Pathway for troubleshooting Cloud Native telemetry alarms

Purpose

This pathway provides a flow of tasks you can perform to investigate a CN telemetry alarm. In this scenario, the subscription is created but expected output of the telemetry data is not found. Telemetry alarms are supported for the following.

  • gNMI collector

  • accounting processor (AP)

  • request processor (RP)

    RP alarms are raised per subscription, not per NE.

Alarm characteristics

Alarms are generated automatically based on specific failure conditions.

Most alarms do not clear implicitly once the issue is resolved. After fixing the root cause, you must manually clear the alarm from the Current Alarms view.

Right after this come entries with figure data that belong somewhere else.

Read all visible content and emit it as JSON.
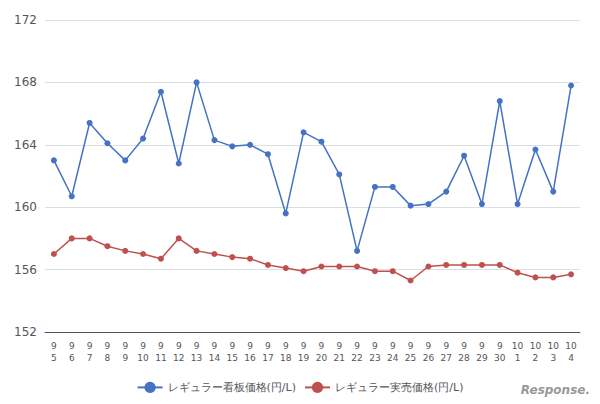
{
  "chart_data": {
    "type": "line",
    "categories": [
      "9\n5",
      "9\n6",
      "9\n7",
      "9\n8",
      "9\n9",
      "9\n10",
      "9\n11",
      "9\n12",
      "9\n13",
      "9\n14",
      "9\n15",
      "9\n16",
      "9\n17",
      "9\n18",
      "9\n19",
      "9\n20",
      "9\n21",
      "9\n22",
      "9\n23",
      "9\n24",
      "9\n25",
      "9\n26",
      "9\n27",
      "9\n28",
      "9\n29",
      "9\n30",
      "10\n1",
      "10\n2",
      "10\n3",
      "10\n4"
    ],
    "series": [
      {
        "name": "レギュラー看板価格(円/L)",
        "color": "#4472C4",
        "marker": "circle",
        "values": [
          163.0,
          160.7,
          165.4,
          164.1,
          163.0,
          164.4,
          167.4,
          162.8,
          168.0,
          164.3,
          163.9,
          164.0,
          163.4,
          159.6,
          164.8,
          164.2,
          162.1,
          157.2,
          161.3,
          161.3,
          160.1,
          160.2,
          161.0,
          163.3,
          160.2,
          166.8,
          160.2,
          163.7,
          161.0,
          167.8
        ]
      },
      {
        "name": "レギュラー実売価格(円/L)",
        "color": "#C0504D",
        "marker": "circle",
        "values": [
          157.0,
          158.0,
          158.0,
          157.5,
          157.2,
          157.0,
          156.7,
          158.0,
          157.2,
          157.0,
          156.8,
          156.7,
          156.3,
          156.1,
          155.9,
          156.2,
          156.2,
          156.2,
          155.9,
          155.9,
          155.3,
          156.2,
          156.3,
          156.3,
          156.3,
          156.3,
          155.8,
          155.5,
          155.5,
          155.7
        ]
      }
    ],
    "ylim": [
      152,
      172
    ],
    "yticks": [
      152,
      156,
      160,
      164,
      168,
      172
    ],
    "grid": true,
    "legend": "bottom",
    "annotations": [
      "Response."
    ]
  }
}
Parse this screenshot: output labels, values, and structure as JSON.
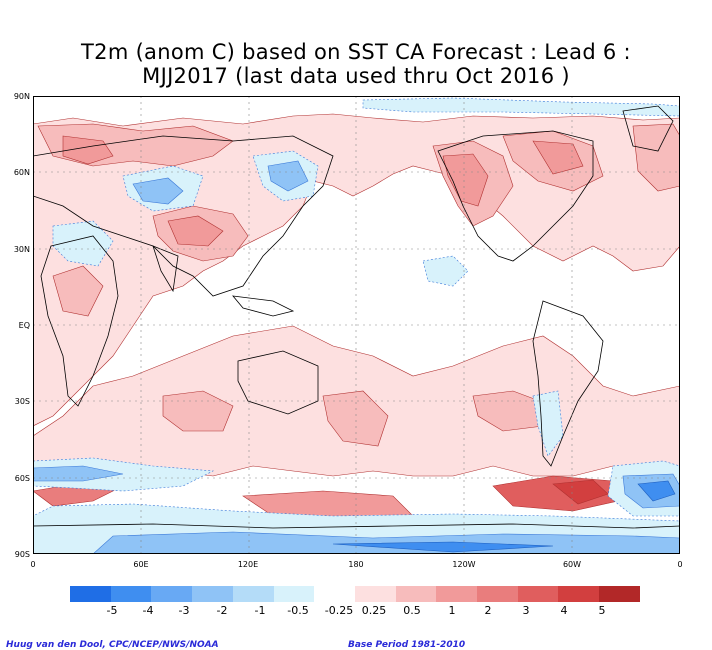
{
  "title": {
    "line1": "T2m (anom C) based on SST CA Forecast : Lead 6 :",
    "line2": "MJJ2017 (last data used thru Oct 2016 )"
  },
  "map": {
    "lat_labels": [
      "90N",
      "60N",
      "30N",
      "EQ",
      "30S",
      "60S",
      "90S"
    ],
    "lon_labels": [
      "0",
      "60E",
      "120E",
      "180",
      "120W",
      "60W",
      "0"
    ]
  },
  "colorbar": {
    "colors": [
      "#1f6ee6",
      "#3f8ef0",
      "#68a9f4",
      "#8fc3f6",
      "#b4dcf8",
      "#d8f2fb",
      "#ffffff",
      "#fde0e0",
      "#f7bcbc",
      "#f19a9a",
      "#e97d7d",
      "#e05e5e",
      "#d23f3f",
      "#b22828"
    ],
    "tick_labels": [
      "-5",
      "-4",
      "-3",
      "-2",
      "-1",
      "-0.5",
      "-0.25",
      "0.25",
      "0.5",
      "1",
      "2",
      "3",
      "4",
      "5"
    ]
  },
  "credits": {
    "left": "Huug van den Dool, CPC/NCEP/NWS/NOAA",
    "right": "Base Period 1981-2010"
  }
}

Alarm troubleshooting flow
Figure 5-4: Telemetry alarm troubleshooting flow
Stages
Determine the impacted component
 

Open Current Alarms.

Alarms are listed with details such as alarm name, severity, alarmed object type, probable cause, subscription (for RP alarms), and timestamp.


The alarm name provides the impacted component, as shown in the following table.

Alarm name

Impacted component

Proceed to

TelemetryMappingError

Request processor

Stage 3

TelemetrySubscriptionError

Stage 4

TelemetryCollectionDeadlineMissed

gNMI collector

Stage 5

FTPClientFailure

Accounting Processor

Dependent platform services (Kafka, RP, PG, Vertica, File pods)

Stage 6

AccountingProcessorError

Stage 7

ApplicationDependencyFailure

Stage 8


Request processor alarms
 

From the System Health dashboard, open Log Viewer and click Discover. Search tlm-request-processor to open the logs.

  1. If the logs include “Unable to find transformer” or “Unable to find device helper”, check the NE Type mentioned in the error, and check that required CRs are installed:

    1. Open Artifacts, Artifact Bundles.

    2. Select the NE adaptation bundle and choose png3.png (Table row actions) View Artifacts.

    3. In the Artifact List, verify that the status of the transformer and device helper CRs is Installed.

    4. If the status of the required CR artifacts is not Installed, enable automated retry or reinstall the adaptation bundle; see How do I retry a failed artifact operation? and How do I install an artifact bundle? in the NSP Network Automation Guide.

  2. If the logs include "Unable to ConstructDevice path", the object filter is incorrect. Update the subscription with a valid object filter.


A telemetry subscription error occurs when File Output is selected in a gNMI subscription. File output is supported for accounting only.

  1. Remove File Output from the subscription.

  2. From the System Health dashboard, open Log Viewer and click Discover. Search tlm-accounting-processor to open the log.

    Check that the subscription is operating correctly.

  3. Manually clear the alarm from the Current Alarms view.


gNMI collector alarms
 

A TelemetryCollectionDeadlineMissed alarm occurs when collection is attempted on a missing or deleted object.

  1. Check the alarm information in the Current Alarms view to find the missing object.

  2. Re-enable or restore the missing object on the NE.

The alarm clears automatically when the missing object is restored and collection resumes.


Accounting processor alarms
 

If FTP or SFTP is failing:

  1. Open Device Management, Managed Network Elements and select the NE.

    Verify that the NE is reachable.

  2. Choose png218.png (Mediation Policies) in the Summary panel. Click a file transfer policy name to view the details.

    Verify that the credentials in the file transfer policy match the credentials configured on the NE.

  3. From the System Health dashboard, open Log Viewer and click Discover. Search tlm-accounting-processor to open the logs.

    Verify that FTP/SFTP sessions are working.


If accounting processing is failing, the accounting files are not configured correctly.

On the NE, verify and correct the accounting file format, syntax, quotes, and supported keywords.


If an accounting dependency is failing, a dependent pod is experiencing a problem.

Determine the dependent pod (Kafka, postgres, Vertica, file pods) and scale up as needed.